Interview by Christian Feuerstein ’94
Jennie Knaggs ’01 is one half of the musical duo Lac La Belle, an acoustic duo from Detroit, Michigan, that juxtaposes the early decades of recorded rural American music with decaying Rustbelt aesthetic. They’ve recently released their second album, but their first as a duo, Bring On the Light. Here, Knaggs talks about how Environmental Field Program was a great introduction to touring, self-designed majors, and cabaret.
How did you hear of Antioch College?
I think it was that my mother had the book Colleges that Change Lives. I found it and was looking through, and Antioch was the one that stood out, because of the co-op program. The focus was on commitment and [being] an active person in society.
What was your major?
It was self-designed: Performing arts and community development. Theater, music, and social work.

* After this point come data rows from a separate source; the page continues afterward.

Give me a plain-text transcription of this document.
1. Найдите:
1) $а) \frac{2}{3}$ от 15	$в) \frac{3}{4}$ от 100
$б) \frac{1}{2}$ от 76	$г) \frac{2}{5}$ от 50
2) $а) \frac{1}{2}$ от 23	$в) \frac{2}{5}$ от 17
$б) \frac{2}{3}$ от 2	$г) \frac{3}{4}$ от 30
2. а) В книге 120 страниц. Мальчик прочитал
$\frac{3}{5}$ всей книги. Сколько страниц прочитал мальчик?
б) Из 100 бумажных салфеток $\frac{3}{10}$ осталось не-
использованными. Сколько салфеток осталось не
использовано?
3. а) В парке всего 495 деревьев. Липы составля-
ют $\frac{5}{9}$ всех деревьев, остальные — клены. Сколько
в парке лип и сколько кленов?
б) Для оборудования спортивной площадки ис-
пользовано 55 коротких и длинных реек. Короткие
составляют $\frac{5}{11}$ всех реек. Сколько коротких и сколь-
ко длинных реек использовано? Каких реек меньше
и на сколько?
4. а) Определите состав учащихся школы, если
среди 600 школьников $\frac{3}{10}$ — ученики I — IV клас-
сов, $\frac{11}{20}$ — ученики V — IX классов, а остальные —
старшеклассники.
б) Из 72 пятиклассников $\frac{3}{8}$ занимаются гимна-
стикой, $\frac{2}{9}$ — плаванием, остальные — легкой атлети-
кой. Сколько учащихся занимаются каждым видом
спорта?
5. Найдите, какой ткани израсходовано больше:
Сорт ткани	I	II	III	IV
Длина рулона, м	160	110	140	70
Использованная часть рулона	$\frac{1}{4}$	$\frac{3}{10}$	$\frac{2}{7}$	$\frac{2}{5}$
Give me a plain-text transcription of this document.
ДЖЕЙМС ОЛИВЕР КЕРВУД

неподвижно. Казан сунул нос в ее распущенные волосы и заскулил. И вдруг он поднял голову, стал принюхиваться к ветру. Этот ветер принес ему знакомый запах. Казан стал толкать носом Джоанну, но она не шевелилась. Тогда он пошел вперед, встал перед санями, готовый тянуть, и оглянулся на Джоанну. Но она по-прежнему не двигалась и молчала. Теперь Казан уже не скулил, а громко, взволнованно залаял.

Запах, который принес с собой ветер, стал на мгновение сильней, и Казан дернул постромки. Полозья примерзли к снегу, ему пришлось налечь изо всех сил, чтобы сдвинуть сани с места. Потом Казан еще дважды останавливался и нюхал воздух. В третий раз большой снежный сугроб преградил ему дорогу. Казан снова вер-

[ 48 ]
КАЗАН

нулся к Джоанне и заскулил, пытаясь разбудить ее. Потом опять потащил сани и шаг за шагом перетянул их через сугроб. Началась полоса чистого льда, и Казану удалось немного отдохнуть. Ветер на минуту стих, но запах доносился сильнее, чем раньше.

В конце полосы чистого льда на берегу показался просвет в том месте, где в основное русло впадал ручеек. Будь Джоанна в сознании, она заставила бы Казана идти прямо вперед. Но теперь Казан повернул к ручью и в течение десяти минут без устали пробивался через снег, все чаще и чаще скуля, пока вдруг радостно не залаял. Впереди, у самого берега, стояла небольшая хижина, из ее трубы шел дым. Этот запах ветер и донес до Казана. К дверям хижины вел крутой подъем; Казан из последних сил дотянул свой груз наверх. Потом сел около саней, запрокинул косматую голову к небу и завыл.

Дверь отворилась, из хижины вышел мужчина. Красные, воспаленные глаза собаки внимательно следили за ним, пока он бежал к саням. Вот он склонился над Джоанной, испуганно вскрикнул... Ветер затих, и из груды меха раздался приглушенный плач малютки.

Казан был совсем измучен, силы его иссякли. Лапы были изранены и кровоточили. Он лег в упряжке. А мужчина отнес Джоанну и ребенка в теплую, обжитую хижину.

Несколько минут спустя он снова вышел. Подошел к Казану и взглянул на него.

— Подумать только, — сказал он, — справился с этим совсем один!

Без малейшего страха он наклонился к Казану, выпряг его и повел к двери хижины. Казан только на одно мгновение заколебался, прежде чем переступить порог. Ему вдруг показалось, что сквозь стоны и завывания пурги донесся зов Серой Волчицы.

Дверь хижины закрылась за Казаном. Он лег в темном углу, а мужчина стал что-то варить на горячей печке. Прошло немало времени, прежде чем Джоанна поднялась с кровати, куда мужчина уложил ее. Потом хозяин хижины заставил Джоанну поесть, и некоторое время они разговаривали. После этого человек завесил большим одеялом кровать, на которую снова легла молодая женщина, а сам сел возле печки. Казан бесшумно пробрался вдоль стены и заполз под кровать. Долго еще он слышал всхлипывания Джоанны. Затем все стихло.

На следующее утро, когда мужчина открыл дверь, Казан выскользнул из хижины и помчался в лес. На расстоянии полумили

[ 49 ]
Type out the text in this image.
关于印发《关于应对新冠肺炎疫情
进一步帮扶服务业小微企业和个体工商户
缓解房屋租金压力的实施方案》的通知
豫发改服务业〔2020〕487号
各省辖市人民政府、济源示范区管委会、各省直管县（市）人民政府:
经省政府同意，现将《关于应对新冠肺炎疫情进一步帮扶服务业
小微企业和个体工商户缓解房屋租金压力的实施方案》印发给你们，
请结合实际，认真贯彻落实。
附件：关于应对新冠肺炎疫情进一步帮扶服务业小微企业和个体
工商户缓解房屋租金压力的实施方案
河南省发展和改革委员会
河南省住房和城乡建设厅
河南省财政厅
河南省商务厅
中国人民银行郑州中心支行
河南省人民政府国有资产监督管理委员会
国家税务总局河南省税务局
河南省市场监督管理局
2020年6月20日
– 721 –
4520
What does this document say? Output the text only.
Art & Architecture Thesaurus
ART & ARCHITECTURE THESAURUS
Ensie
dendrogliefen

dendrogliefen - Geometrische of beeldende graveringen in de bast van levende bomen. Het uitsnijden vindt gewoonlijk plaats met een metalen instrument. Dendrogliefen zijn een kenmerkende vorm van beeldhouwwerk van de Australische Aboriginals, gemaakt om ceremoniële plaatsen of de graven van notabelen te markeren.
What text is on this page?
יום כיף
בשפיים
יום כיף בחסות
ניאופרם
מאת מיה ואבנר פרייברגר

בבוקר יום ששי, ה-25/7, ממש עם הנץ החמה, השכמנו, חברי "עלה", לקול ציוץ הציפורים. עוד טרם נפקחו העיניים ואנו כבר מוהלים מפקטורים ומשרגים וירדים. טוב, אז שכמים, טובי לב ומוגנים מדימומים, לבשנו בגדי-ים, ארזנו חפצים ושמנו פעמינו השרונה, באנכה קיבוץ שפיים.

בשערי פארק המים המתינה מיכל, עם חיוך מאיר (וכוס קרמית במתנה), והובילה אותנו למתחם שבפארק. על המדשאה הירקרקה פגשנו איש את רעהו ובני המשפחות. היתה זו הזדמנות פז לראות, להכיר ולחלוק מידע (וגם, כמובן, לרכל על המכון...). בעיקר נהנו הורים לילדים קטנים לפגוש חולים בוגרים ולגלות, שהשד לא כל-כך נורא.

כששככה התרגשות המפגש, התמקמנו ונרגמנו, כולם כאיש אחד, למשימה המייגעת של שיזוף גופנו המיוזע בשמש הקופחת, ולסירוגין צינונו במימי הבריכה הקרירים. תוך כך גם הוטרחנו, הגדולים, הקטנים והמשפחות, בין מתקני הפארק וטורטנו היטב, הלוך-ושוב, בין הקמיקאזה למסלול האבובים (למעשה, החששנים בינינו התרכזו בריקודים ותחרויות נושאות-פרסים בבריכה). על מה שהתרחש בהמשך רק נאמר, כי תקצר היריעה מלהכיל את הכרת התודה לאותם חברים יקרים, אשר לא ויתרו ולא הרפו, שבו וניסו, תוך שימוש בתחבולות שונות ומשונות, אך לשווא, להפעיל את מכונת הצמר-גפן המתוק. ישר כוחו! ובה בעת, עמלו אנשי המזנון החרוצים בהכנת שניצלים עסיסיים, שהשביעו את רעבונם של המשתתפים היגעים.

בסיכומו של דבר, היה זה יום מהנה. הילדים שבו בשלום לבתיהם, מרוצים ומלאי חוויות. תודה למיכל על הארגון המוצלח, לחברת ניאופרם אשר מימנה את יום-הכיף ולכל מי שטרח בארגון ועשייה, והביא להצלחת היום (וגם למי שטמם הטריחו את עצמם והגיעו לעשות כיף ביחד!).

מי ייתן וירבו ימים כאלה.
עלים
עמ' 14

Who were your favorite professors?
Louise Smith—she was my advisor. We had a very special relationship; knowing someone who was a creative professional. Another advisor was Steve Schwerner—he had a passion for jazz and music history.
What was your favorite co-op?
They were all memorable! And all valuable, in different ways! Somewhere in me I knew I wanted to be performing and playing music. I really wanted to learn about the world around me, not just perfect scales (scales are still important). I spent a lot of my co-ops seeing what I could do. I worked at a community radio station in Austin; I worked at a community garden in Dayton; and I taught [music]. I went to Sweden and worked with a theater troupe—I wrote a lot of songs for them.
I also did EFP [Environmental Field Program]. That has been very influential. We went to central and southern Appalachia. It was really an amazing and beautiful trip. It taught me how to work through problems. Definitely prep for the touring life! I did an independent study project about music in that region. It’s the root of American folk music.
What are your favorite memories of being on campus?
There are so many! I loved cabaret. I hosted a couple of cabarets—it was always a good time. I rode in Camelot, but I don’t know if that’s positive or negative. Since I travel a lot, I get to connect with all my Antiochian friends—it’s quite a network!
What advice would you give the current students?
That’s a tough one. Only thing I wish I had done differently was to try harder to follow my heart in choosing co-ops. I created all of them, I didn’t do a single list co-op. I wish I had done more musical-centered co-ops.
On the new album and tours:
We were a trio for a few years, but our bass player moved on to other projects. This is our first album as a duo. We just finished an international tour, and we’re hoping to play in Europe in the spring. When I’m home in Detroit, I teach voice and guitar. We just bought a house, where we hope Antiochians will come and visit!